Once you import your data and select the parameters to estimate, the next step is to create an estimation node in the GUI tree and configure various options. Each estimation uses your experimental data sets to estimate the parameter that you have selected. However, you have the option of using only some of the data sets for estimation while keeping the others for validation. You can also elect to estimate only a subset of the selected parameters.
Parameter Estimation also provides various state-of-the-art estimation methods. The most common selections include the nonlinear least-squares and Nelder-Mead optimization methods. More information on these methods is available in the Optimization Toolbox™ documentation. You can also use the pattern search method in the Global Optimization Toolbox for parameter estimation.
Once we finish configuring our estimation, we can run it and see how Parameter Estimation adjusts our model parameter values in order to match the model's response with our experimental data sets. The next figure shows the GUI while the estimation is running.

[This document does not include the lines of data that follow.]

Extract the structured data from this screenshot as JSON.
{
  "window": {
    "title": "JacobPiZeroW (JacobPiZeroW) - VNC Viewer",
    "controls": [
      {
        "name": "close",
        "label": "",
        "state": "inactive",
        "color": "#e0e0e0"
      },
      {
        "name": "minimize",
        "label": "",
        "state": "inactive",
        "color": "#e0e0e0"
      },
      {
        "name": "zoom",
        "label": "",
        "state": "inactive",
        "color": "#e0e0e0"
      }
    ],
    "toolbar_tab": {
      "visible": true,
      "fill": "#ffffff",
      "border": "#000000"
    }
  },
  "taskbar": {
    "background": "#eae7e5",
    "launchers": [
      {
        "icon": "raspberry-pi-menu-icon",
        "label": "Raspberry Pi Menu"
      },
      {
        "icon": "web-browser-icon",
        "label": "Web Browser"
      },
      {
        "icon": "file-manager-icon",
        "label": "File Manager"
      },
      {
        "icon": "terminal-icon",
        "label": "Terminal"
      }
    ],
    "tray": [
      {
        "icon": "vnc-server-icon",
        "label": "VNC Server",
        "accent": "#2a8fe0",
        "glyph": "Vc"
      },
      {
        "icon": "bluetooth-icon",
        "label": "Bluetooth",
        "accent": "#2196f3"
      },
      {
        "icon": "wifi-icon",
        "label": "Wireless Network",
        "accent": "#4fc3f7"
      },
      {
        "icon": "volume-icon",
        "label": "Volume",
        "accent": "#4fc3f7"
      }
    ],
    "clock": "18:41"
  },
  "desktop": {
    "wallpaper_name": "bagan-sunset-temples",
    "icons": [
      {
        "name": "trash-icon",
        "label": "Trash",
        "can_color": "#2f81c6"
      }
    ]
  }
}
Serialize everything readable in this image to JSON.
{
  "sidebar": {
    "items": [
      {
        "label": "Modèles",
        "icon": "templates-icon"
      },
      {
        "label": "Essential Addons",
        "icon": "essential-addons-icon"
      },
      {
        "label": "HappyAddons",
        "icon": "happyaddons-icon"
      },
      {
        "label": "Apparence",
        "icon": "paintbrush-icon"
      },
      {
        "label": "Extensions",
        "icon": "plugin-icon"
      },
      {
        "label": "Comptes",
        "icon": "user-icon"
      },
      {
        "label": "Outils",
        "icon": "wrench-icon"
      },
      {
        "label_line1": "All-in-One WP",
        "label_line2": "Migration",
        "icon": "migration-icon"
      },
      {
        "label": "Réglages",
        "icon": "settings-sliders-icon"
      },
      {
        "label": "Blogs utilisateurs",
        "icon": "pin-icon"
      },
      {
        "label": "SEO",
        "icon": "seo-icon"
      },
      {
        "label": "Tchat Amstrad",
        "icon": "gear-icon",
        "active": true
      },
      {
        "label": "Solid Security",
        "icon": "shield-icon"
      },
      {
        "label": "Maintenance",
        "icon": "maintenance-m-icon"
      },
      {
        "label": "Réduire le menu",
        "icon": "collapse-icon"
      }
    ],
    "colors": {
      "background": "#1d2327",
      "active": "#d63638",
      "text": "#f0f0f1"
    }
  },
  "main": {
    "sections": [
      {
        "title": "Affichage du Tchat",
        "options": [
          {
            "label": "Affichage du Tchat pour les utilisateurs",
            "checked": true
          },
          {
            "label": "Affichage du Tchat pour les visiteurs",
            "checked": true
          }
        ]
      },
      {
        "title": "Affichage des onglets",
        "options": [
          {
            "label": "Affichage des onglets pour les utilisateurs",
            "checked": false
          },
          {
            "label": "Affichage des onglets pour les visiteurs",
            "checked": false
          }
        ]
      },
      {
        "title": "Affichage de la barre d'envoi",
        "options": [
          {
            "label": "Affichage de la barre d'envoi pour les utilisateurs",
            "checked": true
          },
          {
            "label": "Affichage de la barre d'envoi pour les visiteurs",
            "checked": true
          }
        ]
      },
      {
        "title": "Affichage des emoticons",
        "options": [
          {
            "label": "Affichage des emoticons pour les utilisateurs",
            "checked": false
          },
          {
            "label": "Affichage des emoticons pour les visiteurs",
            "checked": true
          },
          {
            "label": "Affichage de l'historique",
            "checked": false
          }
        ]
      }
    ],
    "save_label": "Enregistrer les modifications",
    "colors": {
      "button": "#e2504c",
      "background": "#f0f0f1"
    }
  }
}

While the estimation is running, we can also monitor its progress by creating views (plots) that update at each iteration of the estimation process. Parameter Estimation creates two views by default. The first view plots the simulation response against the experimental data used for the estimation:
As the parameter values improve, the simulation curve gets closer to the experimental data curve. The second view plots the parameter values at each iteration, as shown below. These curves will reach steady-state as the parameter values get closer to their physical values.
Comparing the response of the system before and after the estimation process clearly shows that the estimation successfully identified the model parameters and the simulated response accurately matches the experimental data.
Once the estimation is complete, we can inspect the estimated parameter values. The Value column below displays the new parameter values at the end of the estimation.
These parameter values also update in the MATLAB Workspace so that we can use them directly in the Simulink model.
After completing the estimation, it is important to validate the results against other data sets. A successful estimation should match not only the experimental data that we used for estimation, but also the other data sets that we collected in our experiments.
We used our second data set for validating the estimation results. As the next figure shows, the match between the model response and the data set is very good. In fact, the two curves are almost identical for this example.
Engineers and scientists across disciplines and industry are well acquainted with the benefits of modeling dynamic systems. They may use either first-principles mathematics or test-data based methods. First-principles models provide important insight into system behavior, but may lack accuracy. Data-driven models provide accurate results, but tend to offer limited understanding of the physics of the system. This article showed the use of Parameter Estimation to improve the accuracy of a DC Servo Motor model by estimating the model parameters using experimental data.